Effect of selective expression of dominant-negative PPAR gamma in pro-opiomelanocortin neurons on the control of energy balance

摘要

Peroxisome proliferator-activated receptor-gamma (PPAR gamma), a master regulator of adipogenesis, was recently shown to affect energy homeostasis through its actions in the brain. Deletion of PPAR gamma in mouse brain, and specifically in the pro-opiomelanocortin (POMC) neurons, results in resistance to diet-induced obesity. To study the mechanisms by which PPAR gamma in POMC neurons controls energy balance, we constructed a Cre-recombinase-dependent conditionally activatable transgene expressing either wild-type (WT) or dominant-negative (P467L) PPAR gamma and the tdTomato reporter. Inducible expression of both forms of PPAR gamma was validated in cells in culture, in liver of mice infected with an adenovirus expressing Cre-recombinase (AdCre), and in the brain of mice expressing Cre- recombinase either in all neurons (NESCre/PPAR gamma-P467L) or selectively in POMC neurons (POMCCre/PPAR gamma-P467L).

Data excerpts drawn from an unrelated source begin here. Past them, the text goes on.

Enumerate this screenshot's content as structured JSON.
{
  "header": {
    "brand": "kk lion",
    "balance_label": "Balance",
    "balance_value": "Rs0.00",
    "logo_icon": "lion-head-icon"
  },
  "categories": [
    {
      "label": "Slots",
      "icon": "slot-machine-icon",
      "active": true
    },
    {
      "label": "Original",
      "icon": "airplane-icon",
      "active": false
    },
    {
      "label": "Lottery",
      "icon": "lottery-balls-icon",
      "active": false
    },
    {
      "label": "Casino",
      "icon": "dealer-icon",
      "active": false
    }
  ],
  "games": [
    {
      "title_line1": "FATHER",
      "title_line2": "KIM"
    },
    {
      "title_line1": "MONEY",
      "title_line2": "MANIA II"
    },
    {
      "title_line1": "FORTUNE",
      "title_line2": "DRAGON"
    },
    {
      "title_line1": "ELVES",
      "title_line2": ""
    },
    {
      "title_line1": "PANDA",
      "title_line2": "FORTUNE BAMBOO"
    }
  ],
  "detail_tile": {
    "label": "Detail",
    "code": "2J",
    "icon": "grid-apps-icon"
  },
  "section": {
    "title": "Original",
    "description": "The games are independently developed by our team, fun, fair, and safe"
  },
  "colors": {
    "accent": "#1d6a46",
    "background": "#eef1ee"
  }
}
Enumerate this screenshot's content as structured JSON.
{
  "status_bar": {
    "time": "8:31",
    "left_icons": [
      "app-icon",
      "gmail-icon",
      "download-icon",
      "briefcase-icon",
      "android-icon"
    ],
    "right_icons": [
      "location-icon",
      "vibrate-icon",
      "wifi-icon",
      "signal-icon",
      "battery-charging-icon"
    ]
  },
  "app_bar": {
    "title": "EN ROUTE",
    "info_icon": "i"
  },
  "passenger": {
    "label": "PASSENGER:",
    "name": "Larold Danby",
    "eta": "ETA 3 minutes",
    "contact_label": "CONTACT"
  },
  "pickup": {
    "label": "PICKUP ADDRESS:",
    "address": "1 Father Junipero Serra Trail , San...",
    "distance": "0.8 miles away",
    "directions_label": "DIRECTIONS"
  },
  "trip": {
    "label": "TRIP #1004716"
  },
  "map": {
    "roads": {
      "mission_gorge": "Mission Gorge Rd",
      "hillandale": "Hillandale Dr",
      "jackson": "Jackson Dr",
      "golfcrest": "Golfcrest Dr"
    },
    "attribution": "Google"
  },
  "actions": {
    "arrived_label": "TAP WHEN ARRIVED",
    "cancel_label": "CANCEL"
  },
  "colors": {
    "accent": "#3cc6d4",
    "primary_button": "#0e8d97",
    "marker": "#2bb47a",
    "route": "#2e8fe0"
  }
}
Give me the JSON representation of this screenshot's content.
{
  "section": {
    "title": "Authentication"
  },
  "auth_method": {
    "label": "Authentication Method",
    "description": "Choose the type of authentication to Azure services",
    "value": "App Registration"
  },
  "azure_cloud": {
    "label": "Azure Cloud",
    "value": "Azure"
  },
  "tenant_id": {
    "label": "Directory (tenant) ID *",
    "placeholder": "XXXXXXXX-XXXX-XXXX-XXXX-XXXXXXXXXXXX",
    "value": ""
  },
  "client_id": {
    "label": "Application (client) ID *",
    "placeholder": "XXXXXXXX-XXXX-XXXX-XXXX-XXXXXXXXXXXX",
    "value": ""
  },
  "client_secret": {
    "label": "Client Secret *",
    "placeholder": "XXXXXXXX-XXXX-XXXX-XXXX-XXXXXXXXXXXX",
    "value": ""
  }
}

Whereas POMCCre/PPAR gamma-P467L mice exhibited a normal pattern of weight gain when fed 60% high-fat diet, they exhibited increased weight gain and fat mass accumulation in response to a 10% fat isocaloric-matched control diet. POMCCre/PPAR gamma-P467L mice were leptin sensitive on control diet but became leptin resistant when fed 60% high-fat diet. There was no difference in body weight between POMCCre/PPAR gamma-WT mice and controls in response to 60% high-fat diet. However, POMCCre/PPAR gamma-WT, but not POMCCre/PPAR gamma-P467L, mice increased body weight in response to rosiglitazone, a PPAR gamma agonist. These observations support the concept that alterations in PPAR gamma-driven mechanisms in POMC neurons can play a role in the regulation of metabolic homeostasis under certain dietary conditions.